唯にもこれくらい新参者を受け入れる心の広さを持ってほしいものだと思っていると、幹久は事務所の扉を開けて入ってくる彼女の姿をとらえた。
「なっ! 凛さん、駄目ですよこんなのと手を握っちゃ! 病気になります!」
「病気? そうなのか幹久、君は病気を患っていると?」
「いや、そんなことは無いけど……」
「記憶が無い奴が何言っても信憑性は無いだろ、いいから凛さんの手を離せ!」
間に割って入られたことで、幹久と凛は半ば強引に手を引きはがされてしまう。
「そんなに邪険にしなくてもいいだろう、唯にとっても私にとっても、彼はもう仕事の仲間だ。良い関係性を築いていくために、お互い心の壁を作るようなことは」
「アタイはコイツと良い関係性を築いていくつもりはありませんから。それにコイツもどうせ一週間どころか三日も持たないんで、名前を覚えるだけ無駄ですよ」
「そう頭ごなしに決めつけるのは感心しないぞ、唯。やる気の問題は本題次第だが、私には彼が多少のことで音を上げるほど軟弱な精神の持ち主だとは思えない」
その根拠は今しがた握った右手にある――と続けた凛は、自身の手の指を眺めながら口を開いた。

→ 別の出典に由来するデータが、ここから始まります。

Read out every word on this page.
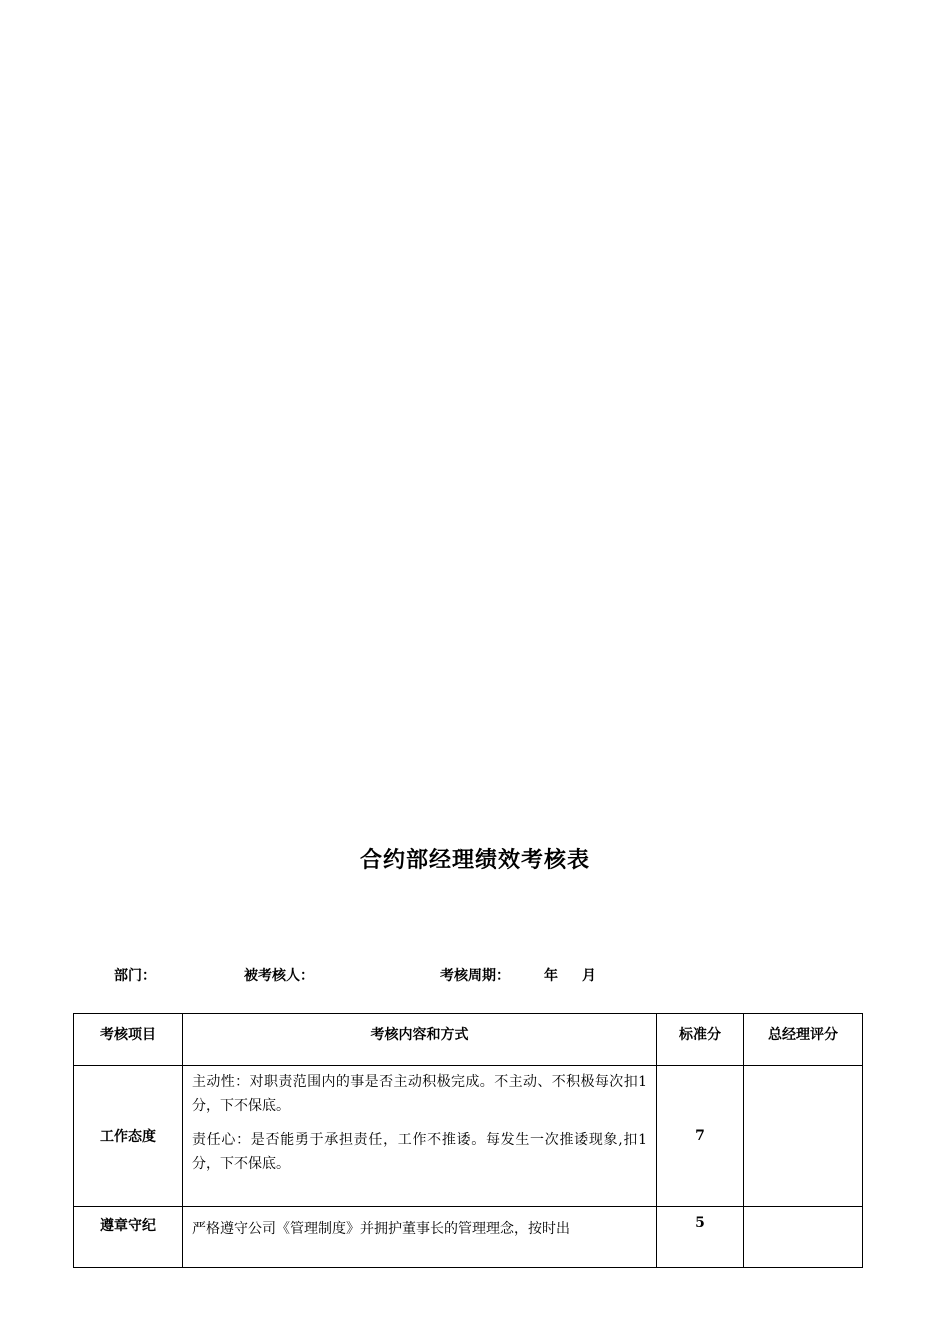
合约部经理绩效考核表
部门：	被考核人：	考核周期： 年 月
考核项目	考核内容和方式	标准分	总经理评分
工作态度	主动性：对职责范围内的事是否主动积极完成。不主动、不积极每次扣1分，下不保底。

责任心：是否能勇于承担责任，工作不推诿。每发生一次推诿现象,扣1分，下不保底。	7	
遵章守纪	严格遵守公司《管理制度》并拥护董事长的管理理念，按时出	5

「第一関節、第二関節共に固くて、握った瞬間力強い印象を受けたよ。君はきっと掌を酷使するほど長い年月を費やしてスポーツをやっていたんだろう。記憶を呼び起こすきっかけになるかはわからないが、それほど逞しい肉体を維持した生活をおくってきたんだ、きっと精神面も誇れるものだと私は思うよ」
あまりの推測の鋭さに、幹久は驚いて声も出せなかった。
物心つく前から竹刀を握り、これまでの人生を剣道の修練に捧げてきた結果がこの両手にある。それを凛はたった一度の握手でほぼ見抜いたのだ。
いずれ記憶喪失の嘘がバレてしまうのではないかと恐れを抱いてしまう。
「では、そろそろ私は職務を全うすることにするよ。幹久、お互い時間がある時にまた話をしよう」
柔和な笑みを浮かべ、凛は身を翻し部屋を後にする。彼女の後ろ姿を見送ると、こちらの方をジロジロと見つめている唯に気づく。
「……な、なんだよ」
「……別に。凛さんは仲良くしろって言ってたけど、アタイはアンタと仲良くするつもりは微塵も無いからね」
「なぁ、そろそろ俺を……いや男を邪険にする理由を教えてくれてもいいだろ。これじゃお互いにストレスが貯まる一方だ」
「お断りだね。アタイからアンタに話すことなんて何も――」
「お兄さんが関係してるんだろ?」
息を呑んだような反応を見せると、唯は声を低くして「だったら何?」と返答する。その怒りに震える目つきにあてられて、幹久も思わずたじろいでしまった。
とても話を続けられそうにないと悟った幹久は、彼女から逃げるように事務所を後にしたのだった――。